Farming is an appealing theme in games, which is why games like Harvest Moon and Stardew Valley are so popular. There is only a small selection of visual novels with farming or gardening as a component of the game, so I wanted to delve into a few VNs that manage to include our beloved harvesting theme as a fundamental part of the story. The last visual novel in this list takes the cake as my favorite farming VN out there right now.
Flower Shop: Summer in Fairbrook
Flower Shop: Summer in Fairbrook, released in 2010, is a visual novel that combines dating sim elements with farming mechanics. The story centers around Steve, a city kid who’s forced to spend his summer on a farm in Fairbrook. This game is adorable and has farming mechanics, which is what everyone is on board with, so why isn’t it more popular?
Flower Shop: Summer in Fairbrook allows you to buy seeds and plant crops that you can sell at the market. The item design and user interface for planting are really appealing and polished. The problem is, there isn’t a lot of motive for farming in this game since it doesn’t benefit the player in any way, and you can’t buy anything like gifts to help with your relationships. Aside from your harvesting duties, there are four girls in Fairbrook that you can romance, but if you don’t play your cards right, you can end up alone.
While this game has received mixed reviews since its release over a decade ago, it’s worth mentioning that it was one of the first visual novels to implement farming sim mechanics, an innovative choice at the time. Summer in Fairbrook is an ambitious visual novel, though I wish the game’s farming element reaped more rewards for players. I think if a similar game to Summer in Fairbrook were to be created today, one that is distinctly a visual novel with rewarding quests and strong relationship building, it would do well.
Peachleaf Valley: Seeds of Love
Peachleaf Valley is an otome game about a girl who leaves the big city to become a farmer. She meets four love interests in this town, but which one will steal her heart? This article wouldn’t be complete without Peachleaf Valley, and fans might be surprised that it doesn’t actually contain farming sim gameplay, but there are still features that make this game special.
Despite the game not being projected to have simulation gameplay, the theme of the story is heavily influenced by farming sims, which alone makes it lovable. The artwork in this game is jaw-droppingly beautiful, and that’s no surprise considering this game is being developed by Great Gretuski Studios, the makers of Love Spell. These games are absolutely in my top three indie visual novels with beautiful artwork, and Peachleaf Valley is likely at number one.
What I’m really excited about in Peachleaf Valley are the “his POV” stories, because I adore reading the love interest’s perspective. Naturally, there’s an aura of mystery to otome love interests, and having that POV chapter helps resolve some of that mystery.
Play as a magical bunny in Princess Farmer, a pixel art visual novel with farming mechanics. The gameplay matches the style of Bejeweled; the goal is to match three or more crops to make combos.

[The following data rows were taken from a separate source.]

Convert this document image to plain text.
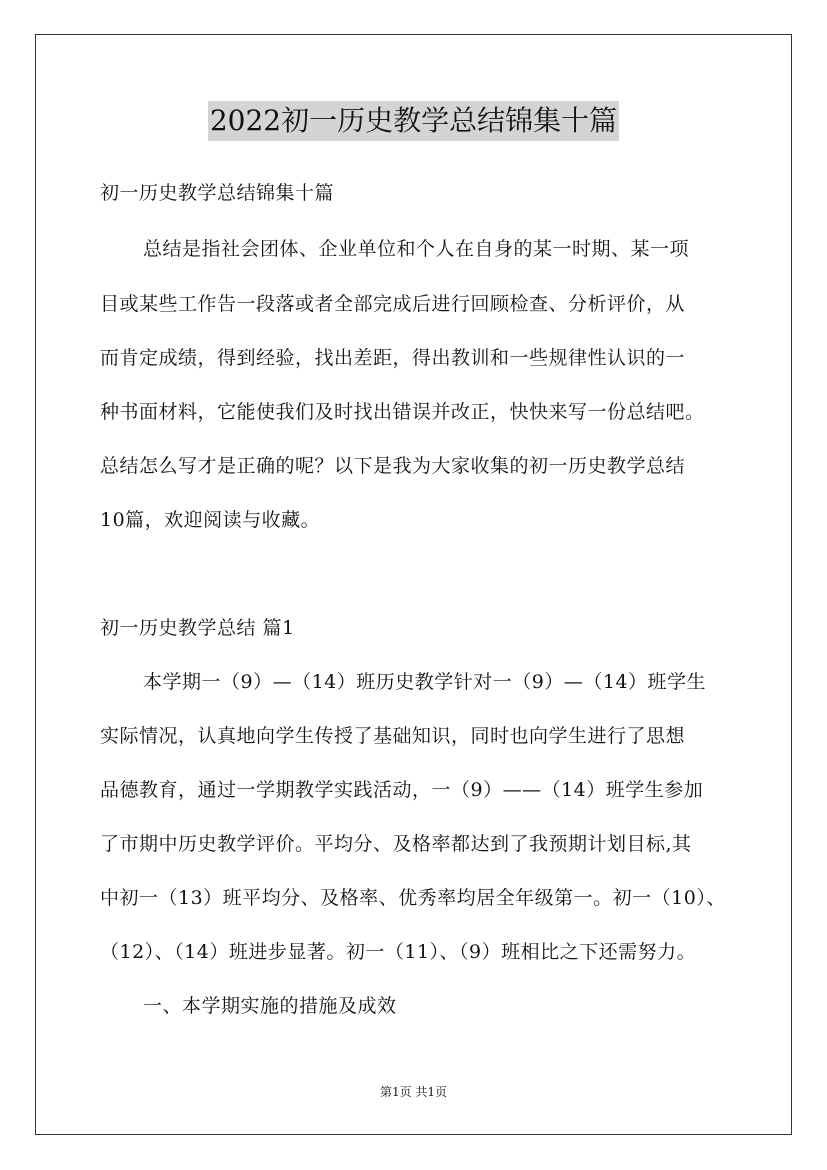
2022初一历史教学总结锦集十篇
初一历史教学总结锦集十篇
总结是指社会团体、企业单位和个人在自身的某一时期、某一项
目或某些工作告一段落或者全部完成后进行回顾检查、分析评价，从
而肯定成绩，得到经验，找出差距，得出教训和一些规律性认识的一
种书面材料，它能使我们及时找出错误并改正，快快来写一份总结吧。
总结怎么写才是正确的呢？以下是我为大家收集的初一历史教学总结
10篇，欢迎阅读与收藏。
初一历史教学总结 篇1
本学期一（9）—（14）班历史教学针对一（9）—（14）班学生
实际情况，认真地向学生传授了基础知识，同时也向学生进行了思想
品德教育，通过一学期教学实践活动，一（9）——（14）班学生参加
了市期中历史教学评价。平均分、及格率都达到了我预期计划目标,其
中初一（13）班平均分、及格率、优秀率均居全年级第一。初一（10）、
（12）、（14）班进步显著。初一（11）、（9）班相比之下还需努力。
一、本学期实施的措施及成效
第1页 共1页
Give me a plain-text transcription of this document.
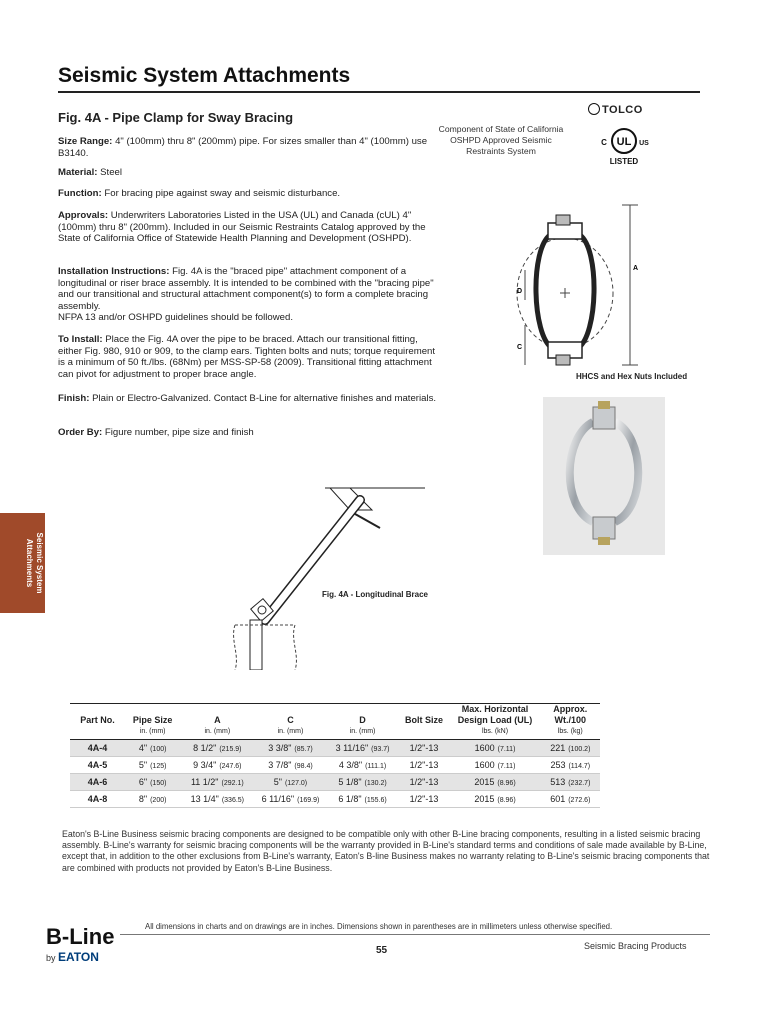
Seismic System Attachments
Fig. 4A - Pipe Clamp for Sway Bracing
Size Range: 4" (100mm) thru 8" (200mm) pipe. For sizes smaller than 4" (100mm) use B3140.
Material: Steel
Function: For bracing pipe against sway and seismic disturbance.
Approvals: Underwriters Laboratories Listed in the USA (UL) and Canada (cUL) 4" (100mm) thru 8" (200mm). Included in our Seismic Restraints Catalog approved by the State of California Office of Statewide Health Planning and Development (OSHPD).
Installation Instructions: Fig. 4A is the "braced pipe" attachment component of a longitudinal or riser brace assembly. It is intended to be combined with the "bracing pipe" and our transitional and structural attachment component(s) to form a complete bracing assembly.
NFPA 13 and/or OSHPD guidelines should be followed.
To Install: Place the Fig. 4A over the pipe to be braced. Attach our transitional fitting, either Fig. 980, 910 or 909, to the clamp ears. Tighten bolts and nuts; torque requirement is a minimum of 50 ft./lbs. (68Nm) per MSS-SP-58 (2009). Transitional fitting attachment can pivot for adjustment to proper brace angle.
Finish: Plain or Electro-Galvanized. Contact B-Line for alternative finishes and materials.
Order By: Figure number, pipe size and finish
Component of State of California OSHPD Approved Seismic Restraints System
TOLCO
UL
C	US
LISTED
A
D
C
HHCS and Hex Nuts Included
Fig. 4A - Longitudinal Brace
Seismic System Attachments
Part No.	Pipe Size	A	C	D	Bolt Size	Max. Horizontal Design Load (UL)	Approx. Wt./100
	in. (mm)	in. (mm)	in. (mm)	in. (mm)		lbs. (kN)	lbs. (kg)
4A-4	4" (100)	8 1/2" (215.9)	3 3/8" (85.7)	3 11/16" (93.7)	1/2"-13	1600 (7.11)	221 (100.2)
4A-5	5" (125)	9 3/4" (247.6)	3 7/8" (98.4)	4 3/8" (111.1)	1/2"-13	1600 (7.11)	253 (114.7)
4A-6	6" (150)	11 1/2" (292.1)	5" (127.0)	5 1/8" (130.2)	1/2"-13	2015 (8.96)	513 (232.7)
4A-8	8" (200)	13 1/4" (336.5)	6 11/16" (169.9)	6 1/8" (155.6)	1/2"-13	2015 (8.96)	601 (272.6)
Eaton's B-Line Business seismic bracing components are designed to be compatible only with other B-Line bracing components, resulting in a listed seismic bracing assembly. B-Line's warranty for seismic bracing components will be the warranty provided in B-Line's standard terms and conditions of sale made available by B-Line, except that, in addition to the other exclusions from B-Line's warranty, Eaton's B-line Business makes no warranty relating to B-Line's seismic bracing components that are combined with products not provided by Eaton's B-Line Business.
All dimensions in charts and on drawings are in inches. Dimensions shown in parentheses are in millimeters unless otherwise specified.
55	Seismic Bracing Products
B-Line
by EATON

Princess Farmer was released in March 2022. It is a gem because it brings something entirely new for visual novel players. I like that Princess Farmer features solo, co-op, and AI game options; it’s rare for visual novels to have options for social gameplay interaction.
Match-3 games are very alluring; I can easily find myself lost in them for hours, and this one has an actual story to go along with the gameplay. This game has dialogue options, relationship building, and a captivating storyline with mysteries to solve. Overall, out of the three games I’ve rounded up in this article, Princess Farmer seems to be the best combo of farming simulation and relationship building in a visual novel.